Jewish Business News
- Type: online newspaper
- Founder: Sima Ella
- Editor: Sima Ella
- Founded: 2013
- Language: English
- Website: jewishbusinessnews.com

= Jewish Business News =

Jewish Business News is an online newspaper published in English, which primarily covers stories relating to businesses owned, or managed, by Jewish business people around the world, as is implied by the paper's nameplate. The newspaper launched in February 2013. Its founder, CEO and Editor-in-chief is Sima Ella, who was formerly a journalist at the Israeli newspaper Yedioth Aharonoth.

==Overview ==

The newspaper primarily covers international news stories relating to Jewish business leaders, inspiring companies, innovative startups, breakthrough researches, new technologies, legal cases, and questions of corporate law. Topics and stories directly or indirectly almost all possessing somewhere a significant Jewish dimension.

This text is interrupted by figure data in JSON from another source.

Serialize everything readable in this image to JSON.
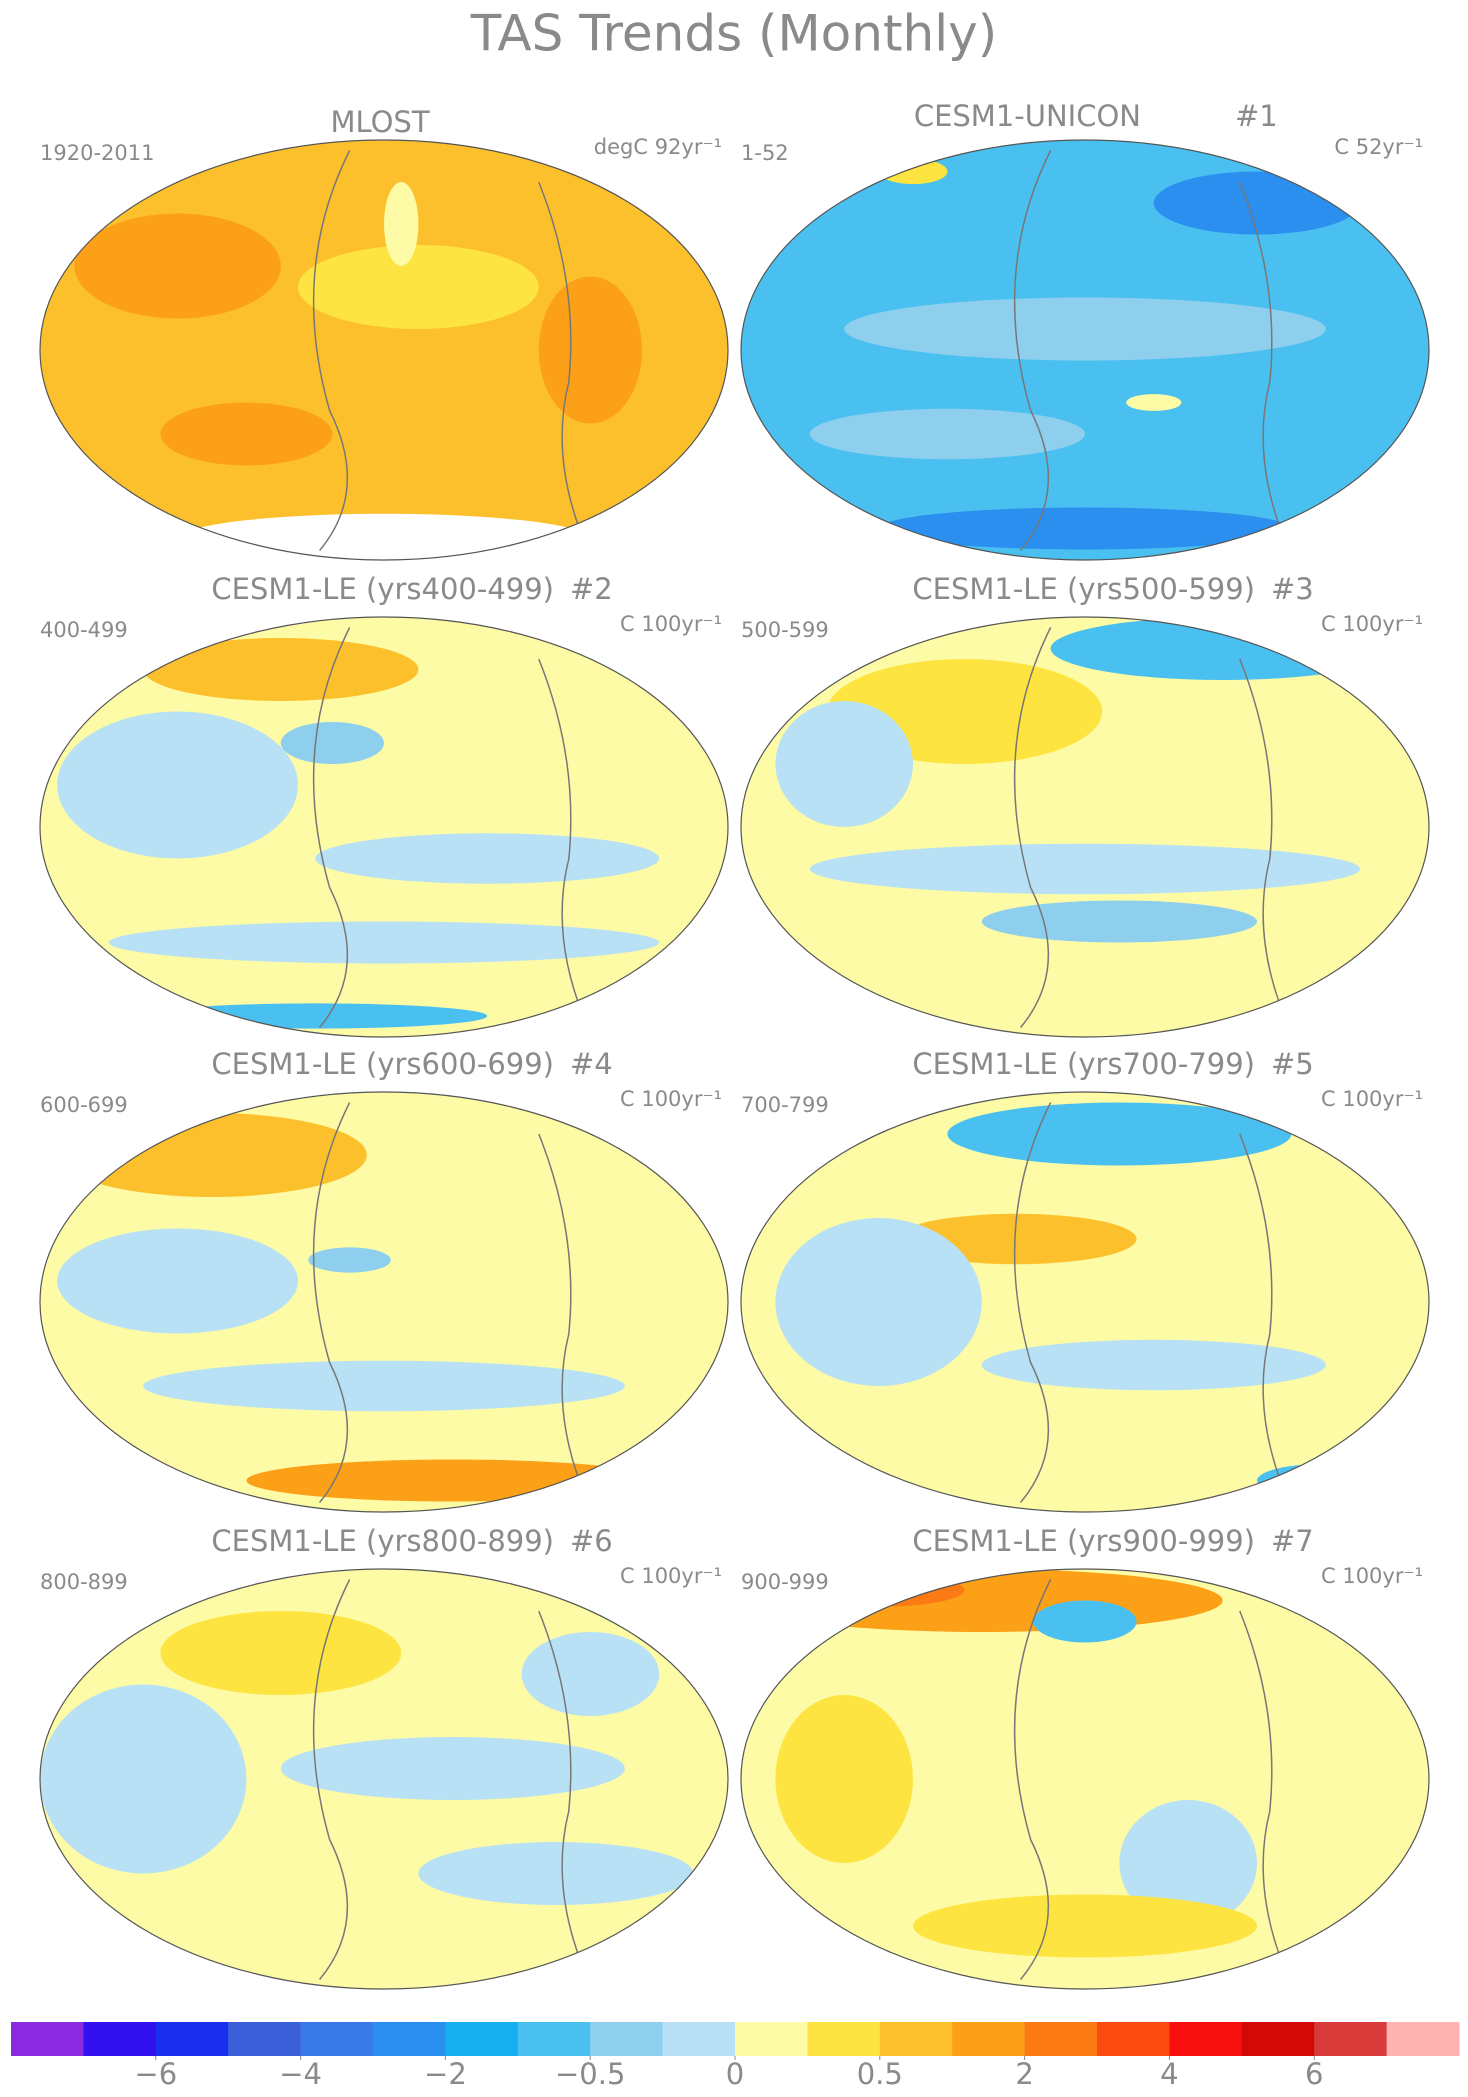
{
  "title": "TAS Trends (Monthly)",
  "panels": [
    {
      "title": "MLOST",
      "left_label": "1920-2011",
      "right_label": "degC 92yr⁻¹"
    },
    {
      "title": "CESM1-UNICON",
      "number": "#1",
      "left_label": "1-52",
      "right_label": "C 52yr⁻¹"
    },
    {
      "title": "CESM1-LE (yrs400-499)",
      "number": "#2",
      "left_label": "400-499",
      "right_label": "C 100yr⁻¹"
    },
    {
      "title": "CESM1-LE (yrs500-599)",
      "number": "#3",
      "left_label": "500-599",
      "right_label": "C 100yr⁻¹"
    },
    {
      "title": "CESM1-LE (yrs600-699)",
      "number": "#4",
      "left_label": "600-699",
      "right_label": "C 100yr⁻¹"
    },
    {
      "title": "CESM1-LE (yrs700-799)",
      "number": "#5",
      "left_label": "700-799",
      "right_label": "C 100yr⁻¹"
    },
    {
      "title": "CESM1-LE (yrs800-899)",
      "number": "#6",
      "left_label": "800-899",
      "right_label": "C 100yr⁻¹"
    },
    {
      "title": "CESM1-LE (yrs900-999)",
      "number": "#7",
      "left_label": "900-999",
      "right_label": "C 100yr⁻¹"
    }
  ],
  "colorbar": {
    "colors": [
      "#8a2be2",
      "#3311ee",
      "#1a2ef0",
      "#3a5fd9",
      "#3a7ae8",
      "#2a8fef",
      "#16b0f0",
      "#4ac0f0",
      "#8ecfee",
      "#b8e1f5",
      "#fdfba5",
      "#fde440",
      "#fcc02c",
      "#fca018",
      "#fb7a14",
      "#fb4a10",
      "#f81010",
      "#d50808",
      "#d83a3a",
      "#ffb3b3"
    ],
    "ticks": [
      {
        "value": -6,
        "label": "−6"
      },
      {
        "value": -4,
        "label": "−4"
      },
      {
        "value": -2,
        "label": "−2"
      },
      {
        "value": -0.5,
        "label": "−0.5"
      },
      0,
      0.5,
      2,
      4,
      6
    ]
  }
}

Jewish Business News offers occasional economic views and other contributions from Nobel Prize laureates in economics (Joseph Stiglitz, Robert Shiller) and other academics (Nouriel Roubini, Barry Eichengreen etc.). It also has a long relationship with Israel's largest business newspaper, Globes, whereby selected English language items from Globes are chosen by Jewish Business News and re-published. Information from Jewish Business News is often cited by other news sites.